Offtopic, but I am 17 too just like Hannah Cairo but nothing too groundbreaking till now I suppose and it absolutely brings me delight that I can talk to somebody who was a pupil of Dijkstra, I have heard a lot about dijkstra's algorithm's and I had forgotten about it and so I searched it right now, but the only thing I knew is that it is pretty popular algorithm.

If I had to ask you kind sir, what would be the biggest life lesson (in coding, or anything general) that you could give me be?

valenterry

I'm on the practical side of things and have dabbled quite a bit with languages like Idris, I think we are mostly far from using them because of ergonomics.

Even in Scala (which is a very advanced language, but still far behind Idris) I deliberately don't use certain type-level features because it increases the compilation times too much (even with incremental compile!). It's very sad, but this is reality.

So, the problem isn't really that we need to "invent airplanes" - we already have them! What we need to do is make them usable and affordable by everyone.

I see more and more languages trying to add type-level features or try to embed other languages like Prolog-like ones into them.

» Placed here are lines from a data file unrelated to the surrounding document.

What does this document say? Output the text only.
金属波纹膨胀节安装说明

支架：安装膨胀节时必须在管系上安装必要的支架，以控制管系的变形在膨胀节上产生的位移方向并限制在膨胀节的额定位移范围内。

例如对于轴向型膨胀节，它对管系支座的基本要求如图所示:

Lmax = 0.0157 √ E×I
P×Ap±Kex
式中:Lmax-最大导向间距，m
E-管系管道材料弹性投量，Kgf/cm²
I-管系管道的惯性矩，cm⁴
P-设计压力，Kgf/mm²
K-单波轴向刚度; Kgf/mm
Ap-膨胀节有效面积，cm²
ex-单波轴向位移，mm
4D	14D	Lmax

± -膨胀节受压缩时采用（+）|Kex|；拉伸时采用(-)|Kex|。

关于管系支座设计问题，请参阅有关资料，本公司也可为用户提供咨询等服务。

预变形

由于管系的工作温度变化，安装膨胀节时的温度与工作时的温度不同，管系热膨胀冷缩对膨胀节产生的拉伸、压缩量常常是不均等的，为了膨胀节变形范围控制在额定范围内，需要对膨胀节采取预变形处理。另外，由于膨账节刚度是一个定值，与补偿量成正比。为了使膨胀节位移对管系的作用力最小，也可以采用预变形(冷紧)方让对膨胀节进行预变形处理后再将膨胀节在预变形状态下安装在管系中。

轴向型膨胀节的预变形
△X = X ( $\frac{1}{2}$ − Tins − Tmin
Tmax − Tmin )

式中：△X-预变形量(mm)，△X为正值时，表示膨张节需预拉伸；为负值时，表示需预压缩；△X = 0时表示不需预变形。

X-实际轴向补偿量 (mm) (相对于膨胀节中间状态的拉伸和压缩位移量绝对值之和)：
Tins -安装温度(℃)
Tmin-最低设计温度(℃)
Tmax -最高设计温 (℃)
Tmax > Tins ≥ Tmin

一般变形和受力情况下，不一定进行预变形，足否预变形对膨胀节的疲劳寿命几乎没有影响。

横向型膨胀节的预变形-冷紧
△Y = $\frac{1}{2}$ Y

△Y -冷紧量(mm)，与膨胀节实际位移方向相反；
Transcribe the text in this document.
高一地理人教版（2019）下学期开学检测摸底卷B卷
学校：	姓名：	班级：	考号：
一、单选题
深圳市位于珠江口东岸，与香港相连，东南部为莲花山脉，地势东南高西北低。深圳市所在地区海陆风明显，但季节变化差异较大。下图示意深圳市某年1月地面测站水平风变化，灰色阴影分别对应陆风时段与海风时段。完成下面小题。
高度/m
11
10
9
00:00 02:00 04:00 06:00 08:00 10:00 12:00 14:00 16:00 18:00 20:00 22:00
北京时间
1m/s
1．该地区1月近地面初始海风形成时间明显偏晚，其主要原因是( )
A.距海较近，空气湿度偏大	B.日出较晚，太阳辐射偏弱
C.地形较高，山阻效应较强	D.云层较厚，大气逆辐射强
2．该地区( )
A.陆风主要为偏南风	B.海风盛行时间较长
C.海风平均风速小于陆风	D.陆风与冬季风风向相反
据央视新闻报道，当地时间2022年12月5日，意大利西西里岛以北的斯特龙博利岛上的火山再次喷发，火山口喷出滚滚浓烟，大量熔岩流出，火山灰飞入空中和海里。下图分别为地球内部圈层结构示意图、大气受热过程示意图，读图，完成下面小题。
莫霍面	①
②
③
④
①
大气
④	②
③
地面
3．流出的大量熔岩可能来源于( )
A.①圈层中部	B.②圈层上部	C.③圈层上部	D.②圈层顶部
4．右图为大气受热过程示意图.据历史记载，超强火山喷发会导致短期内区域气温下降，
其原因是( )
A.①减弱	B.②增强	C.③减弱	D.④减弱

I hope that gets traction and becomes ergonomic, otherwise no one will use it in practice.

anonzzzies

I agree; I would say that most can be taught to people without advanced math/logic degrees/backgrounds, but because the tools are created by (and usually for) people with formal verification majors), they are just quite bad ergonomically as you say. I think we are in a good place of making it these types of proofs easier and faster more mainstream effort, not just one professor and their students, is put behind it. I believe AI will play a part here.

rossant

Amazing story on a no-less amazing teenager.

Also, I love the handwritten slide on one of the photos. Very nice.